The next big eBook will come from Obama’s favorite forum

by Matthew Cavnar on

President Obama made Internet waves usually reserved for cat memes on Wednesday, when he answered questions on Reddit. But Reddit isn’t just for Q&As with celebrities  like Louis C.K. and Neil deGrasse Tyson—it’s also becoming a launching pad for talented, unknown writers.

Last year, I quietly achieved super-lurker status on Reddit, when I discovered its NoSleep subreddit, a subsection of the site that features user generated spooky stories. Some claim to be true, some are proudly fictional—but more than a few are absolutely terrifying and mysterious. And the form of Reddit, the way it features an initial user post and then nested comments to which the original author can reply, can heighten the narrative: some authors pretend to update their story in real time, others interact realistically with their questioners. And Redditors can vote stories up and down, making it easy to find  the community’s favorites.

Now Redditor Dathan Auerbach (user name 1000vultures), has become NoSleep’s first break out author success. On August 12, Auerbach released the Kindle version of Penpal, an eBook that collects the 6 part horror novella he posted on Reddit over the last year. In the original posts, Auerback pretended to be relating a true story—and this faux-documentary approach made his tale of a young man slowly recalling horrifying events from his childhood even more powerful.

As an eBook, Penpal is already a bestseller on Amazon, where it’s garnered 60 user reviews, many of which mention first discovering the story on Reddit. For authors, this is a perfect example of the new ways they can find and satisfy an audience. Auerbach joined a forum devoted to people who liked his kind of stories, wrote an episodic narrative that smartly took advantage of the way Reddit works, and then, after tweaking and listening to his commenters and their encouragement,  produced an eBook that he already knew had an audience.

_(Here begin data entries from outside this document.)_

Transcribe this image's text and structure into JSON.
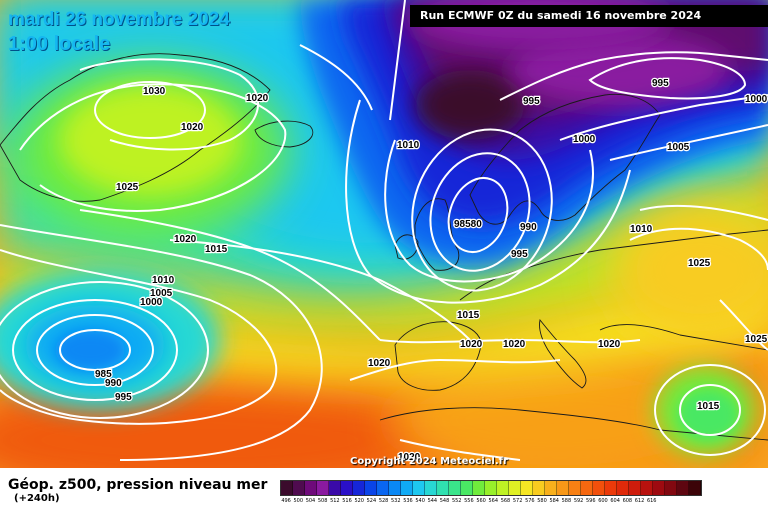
{
  "header": {
    "date": "mardi 26 novembre 2024",
    "time": "1:00 locale",
    "run": "Run ECMWF 0Z du samedi 16 novembre 2024"
  },
  "footer": {
    "field": "Géop. z500, pression niveau mer",
    "lead": "(+240h)",
    "copyright": "Copyright 2024 Meteociel.fr"
  },
  "legend": {
    "colors": [
      "#3b0b2c",
      "#4f0b4f",
      "#6e0a7a",
      "#8a1aa0",
      "#3a0aa8",
      "#2a10c8",
      "#1626d8",
      "#0a44e8",
      "#0a66f0",
      "#0a88f4",
      "#10aaf4",
      "#1ec8f0",
      "#28d8d4",
      "#30e0b0",
      "#3ae48a",
      "#4ae864",
      "#70ec3c",
      "#98f02a",
      "#bef224",
      "#e0f024",
      "#f6e624",
      "#f8cc20",
      "#f8b01c",
      "#f89818",
      "#f88014",
      "#f66810",
      "#f2500c",
      "#ec3a0a",
      "#e02a0a",
      "#ce1c0c",
      "#b8120e",
      "#9e0a10",
      "#820810",
      "#5e0610",
      "#3c0408"
    ],
    "labels": [
      "496",
      "500",
      "504",
      "508",
      "512",
      "516",
      "520",
      "524",
      "528",
      "532",
      "536",
      "540",
      "544",
      "548",
      "552",
      "556",
      "560",
      "564",
      "568",
      "572",
      "576",
      "580",
      "584",
      "588",
      "592",
      "596",
      "600",
      "604",
      "608",
      "612",
      "616"
    ]
  },
  "isobars": [
    {
      "text": "1030"
    },
    {
      "text": "1020"
    },
    {
      "text": "1020"
    },
    {
      "text": "1025"
    },
    {
      "text": "1010"
    },
    {
      "text": "995"
    },
    {
      "text": "995"
    },
    {
      "text": "1000"
    },
    {
      "text": "1000"
    },
    {
      "text": "1005"
    },
    {
      "text": "98580"
    },
    {
      "text": "990"
    },
    {
      "text": "995"
    },
    {
      "text": "1020"
    },
    {
      "text": "1015"
    },
    {
      "text": "1010"
    },
    {
      "text": "1005"
    },
    {
      "text": "1000"
    },
    {
      "text": "1010"
    },
    {
      "text": "1025"
    },
    {
      "text": "1015"
    },
    {
      "text": "1020"
    },
    {
      "text": "1020"
    },
    {
      "text": "1020"
    },
    {
      "text": "1020"
    },
    {
      "text": "1020"
    },
    {
      "text": "985"
    },
    {
      "text": "990"
    },
    {
      "text": "995"
    },
    {
      "text": "1015"
    },
    {
      "text": "1025"
    }
  ]
}
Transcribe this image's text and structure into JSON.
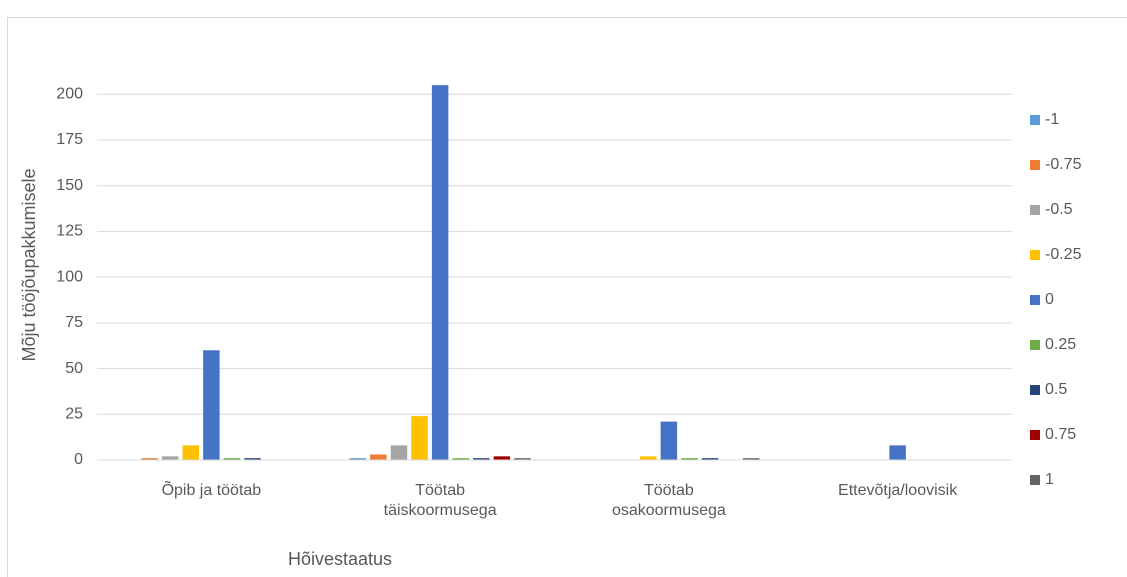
{
  "chart_data": {
    "type": "bar",
    "x_label": "Hõivestaatus",
    "y_label": "Mõju tööjõupakkumisele",
    "categories": [
      "Õpib ja töötab",
      "Töötab täiskoormusega",
      "Töötab osakoormusega",
      "Ettevõtja/loovisik"
    ],
    "series": [
      {
        "name": "-1",
        "color": "#5b9bd5",
        "values": [
          0,
          1,
          0,
          0
        ]
      },
      {
        "name": "-0.75",
        "color": "#ed7d31",
        "values": [
          1,
          3,
          0,
          0
        ]
      },
      {
        "name": "-0.5",
        "color": "#a5a5a5",
        "values": [
          2,
          8,
          0,
          0
        ]
      },
      {
        "name": "-0.25",
        "color": "#ffc000",
        "values": [
          8,
          24,
          2,
          0
        ]
      },
      {
        "name": "0",
        "color": "#4472c4",
        "values": [
          60,
          205,
          21,
          8
        ]
      },
      {
        "name": "0.25",
        "color": "#70ad47",
        "values": [
          1,
          1,
          1,
          0
        ]
      },
      {
        "name": "0.5",
        "color": "#264478",
        "values": [
          1,
          1,
          1,
          0
        ]
      },
      {
        "name": "0.75",
        "color": "#9e0000",
        "values": [
          0,
          2,
          0,
          0
        ]
      },
      {
        "name": "1",
        "color": "#636363",
        "values": [
          0,
          1,
          1,
          0
        ]
      }
    ],
    "ylim": [
      0,
      210
    ],
    "yticks": [
      0,
      25,
      50,
      75,
      100,
      125,
      150,
      175,
      200
    ],
    "grid": true,
    "legend": "right"
  }
}
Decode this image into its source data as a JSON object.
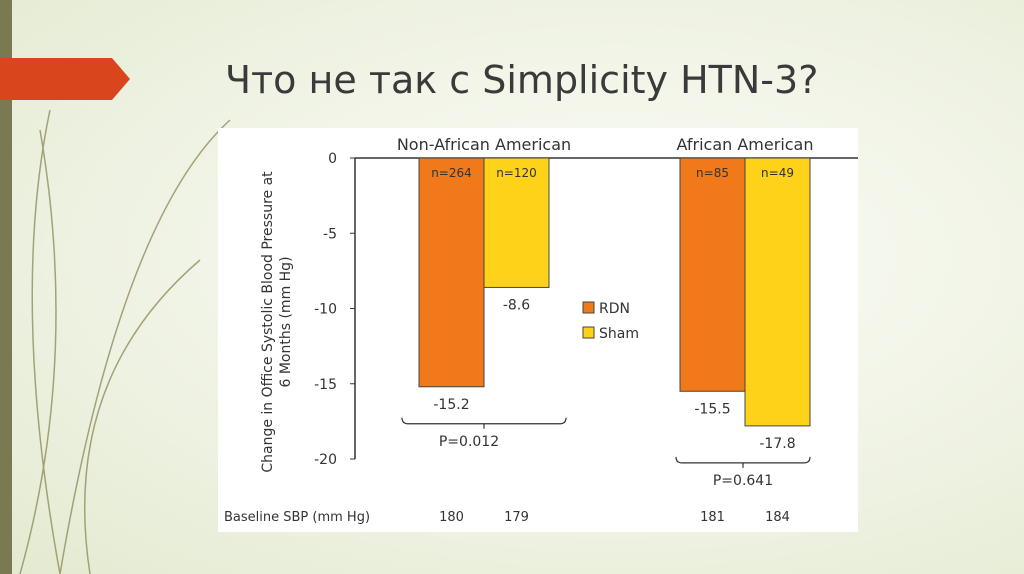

Reddittors are quickly becoming eBook authors. In June the site’s founder, Alexis Ohanian, released his own eBook, “Make Something People Love.” In it Ohanian writes that when working on the Web, “Anything you create actually has to be good.” That’s always been the requirement of being a great writer; now, forums like Reddit give authors a fairly sure-fire way of finding out if they’ve succeeded.